Cet esprit d’entraide porte ses fruits. AU/LAB, qui gère la coop avec les autres entreprises fondatrices et qui est aussi un incubateur de jeunes pousses (start-up), compte accueillir annuellement quatre entreprises en démarrage afin de les accompagner dans le lancement de projets axés sur l’agriculture urbaine. Les participants sont sélectionnés en fonction de leur compatibilité avec la Centrale agricole, ce qui favorise la complémentarité: non seulement des initiatives d’économie circulaire se créent naturellement entre les membres, mais la majorité des entreprises naissantes qui sont passées par ce stage s’installent à la coop après coup. Comme dirait Kevin, la Centrale est un véritable bouillon de créativité. Et il est en ébullition.

La visite se poursuit. À travers la grisaille des couloirs, je découvre un amalgame de gens sympathiques, de textures organiques et d’arômes variés. Au troisième étage, dans un autre local, la salle d’incubation de spores de Champignons Maison me transporte dans un monde humide, rempli de magnifiques champignons bleus, roses et blancs. Dans l’espace de Lieux communs, une entreprise vinicole, c’est l’odeur sucrée du vin qui me charme, ainsi que la lumière qui se reflète sur les bouteilles. Sur le toit, qu’on ne visitera pas en raison du temps glacial, ce sont les vignes rustiques de Vignes en ville qui attendent le retour du printemps.

Chaque pièce cache un secret qui ne demande qu’à être dévoilé. Pourtant, deux heures plus tard, ma visite doit prendre fin. En quittant les lieux, je repense à ma conversation avec Louise Hénault-Ethier, directrice de TriCycle. En marchant dans la neige, je comprends mieux ce qu’elle m’a expliqué. Le 1401, rue Legendre Ouest constitue en quelque sorte un milieu naturel, et chaque entreprise, un petit écosystème qui prospère grâce à l’équilibre existant entre tous. Ensemble, les membres prouvent que l’économie circulaire est fonctionnelle en ville. Elle est même primordiale pour notre avenir à tous.

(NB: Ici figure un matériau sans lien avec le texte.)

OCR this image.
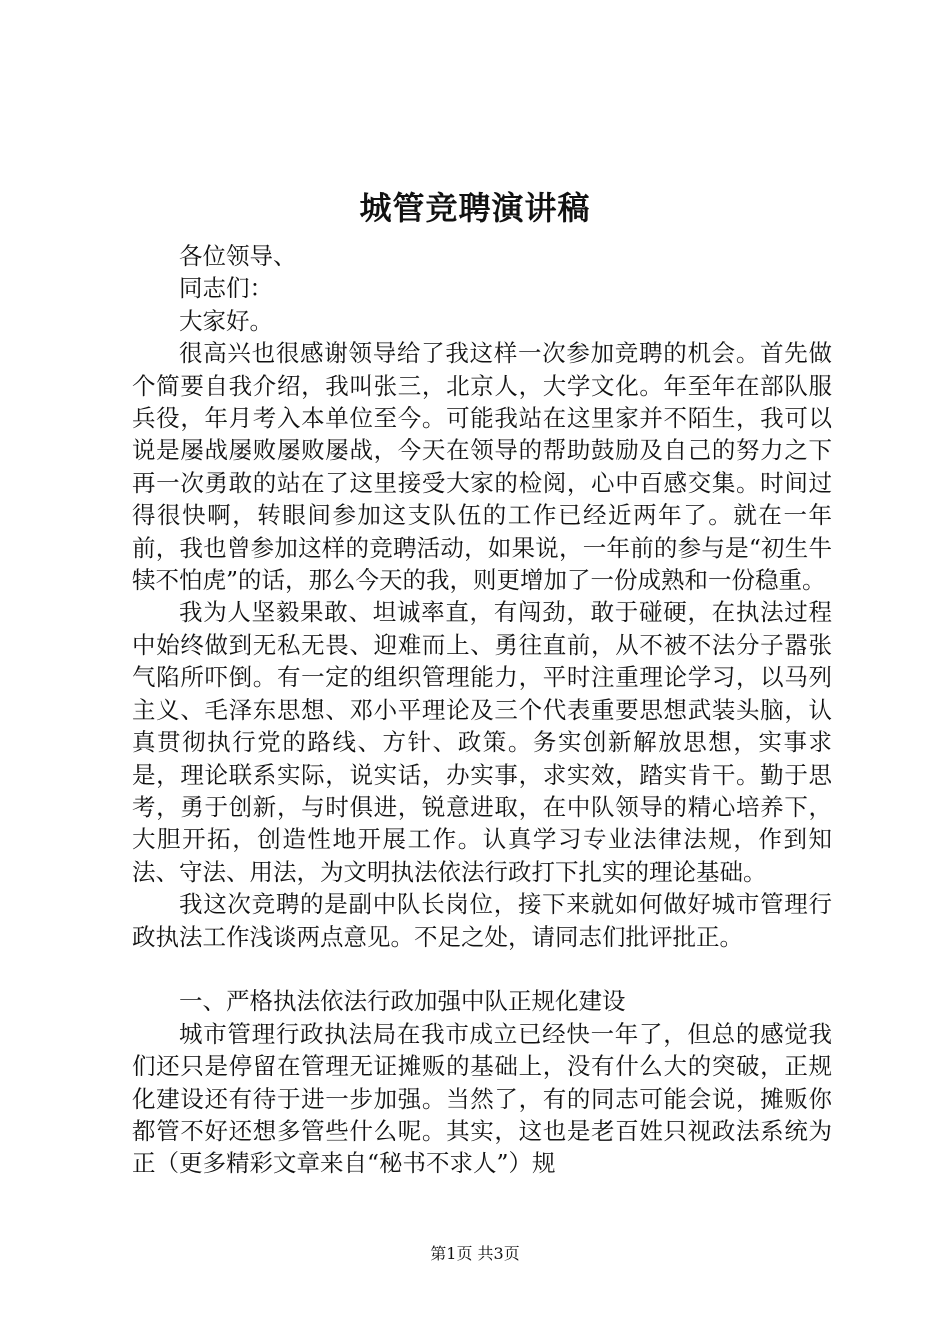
城管竞聘演讲稿
各位领导、
同志们：
大家好。

很高兴也很感谢领导给了我这样一次参加竞聘的机会。首先做个简要自我介绍，我叫张三，北京人，大学文化。年至年在部队服兵役，年月考入本单位至今。可能我站在这里家并不陌生，我可以说是屡战屡败屡败屡战，今天在领导的帮助鼓励及自己的努力之下再一次勇敢的站在了这里接受大家的检阅，心中百感交集。时间过得很快啊，转眼间参加这支队伍的工作已经近两年了。就在一年前，我也曾参加这样的竞聘活动，如果说，一年前的参与是“初生牛犊不怕虎”的话，那么今天的我，则更增加了一份成熟和一份稳重。

我为人坚毅果敢、坦诚率直，有闯劲，敢于碰硬，在执法过程中始终做到无私无畏、迎难而上、勇往直前，从不被不法分子嚣张气陷所吓倒。有一定的组织管理能力，平时注重理论学习，以马列主义、毛泽东思想、邓小平理论及三个代表重要思想武装头脑，认真贯彻执行党的路线、方针、政策。务实创新解放思想，实事求是，理论联系实际，说实话，办实事，求实效，踏实肯干。勤于思考，勇于创新，与时俱进，锐意进取，在中队领导的精心培养下，大胆开拓，创造性地开展工作。认真学习专业法律法规，作到知法、守法、用法，为文明执法依法行政打下扎实的理论基础。

我这次竞聘的是副中队长岗位，接下来就如何做好城市管理行政执法工作浅谈两点意见。不足之处，请同志们批评批正。

一、严格执法依法行政加强中队正规化建设

城市管理行政执法局在我市成立已经快一年了，但总的感觉我们还只是停留在管理无证摊贩的基础上，没有什么大的突破，正规化建设还有待于进一步加强。当然了，有的同志可能会说，摊贩你都管不好还想多管些什么呢。其实，这也是老百姓只视政法系统为正（更多精彩文章来自“秘书不求人”）规

第1页 共3页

L’économie circulaire pour les nuls

Selon le Pôle québécois de concertation sur l’économie circulaire, celle-ci consisterait en «un système de production, d’échange et de consommation visant à optimiser l’utilisation des ressources a toutes les étapes du cycle de vie d’un bien ou d’un service [...]», tout ça en réduisant l’impact environnemental et en gardant en tête le bien-être des individus et des communautés. Deux actions concrètes permettent de mettre en pratique les concepts prônés par ce modèle. Premièrement, revoir les modes de production et de consommation actuels qui dilapident les ressources et qui appauvrissent les écosystèmes dont celles-ci proviennent. Deuxièmement, optimiser ces mêmes ressources afin de maximiser leurs utilisations, prolongeant ainsi leur durée de vie et leur utilité.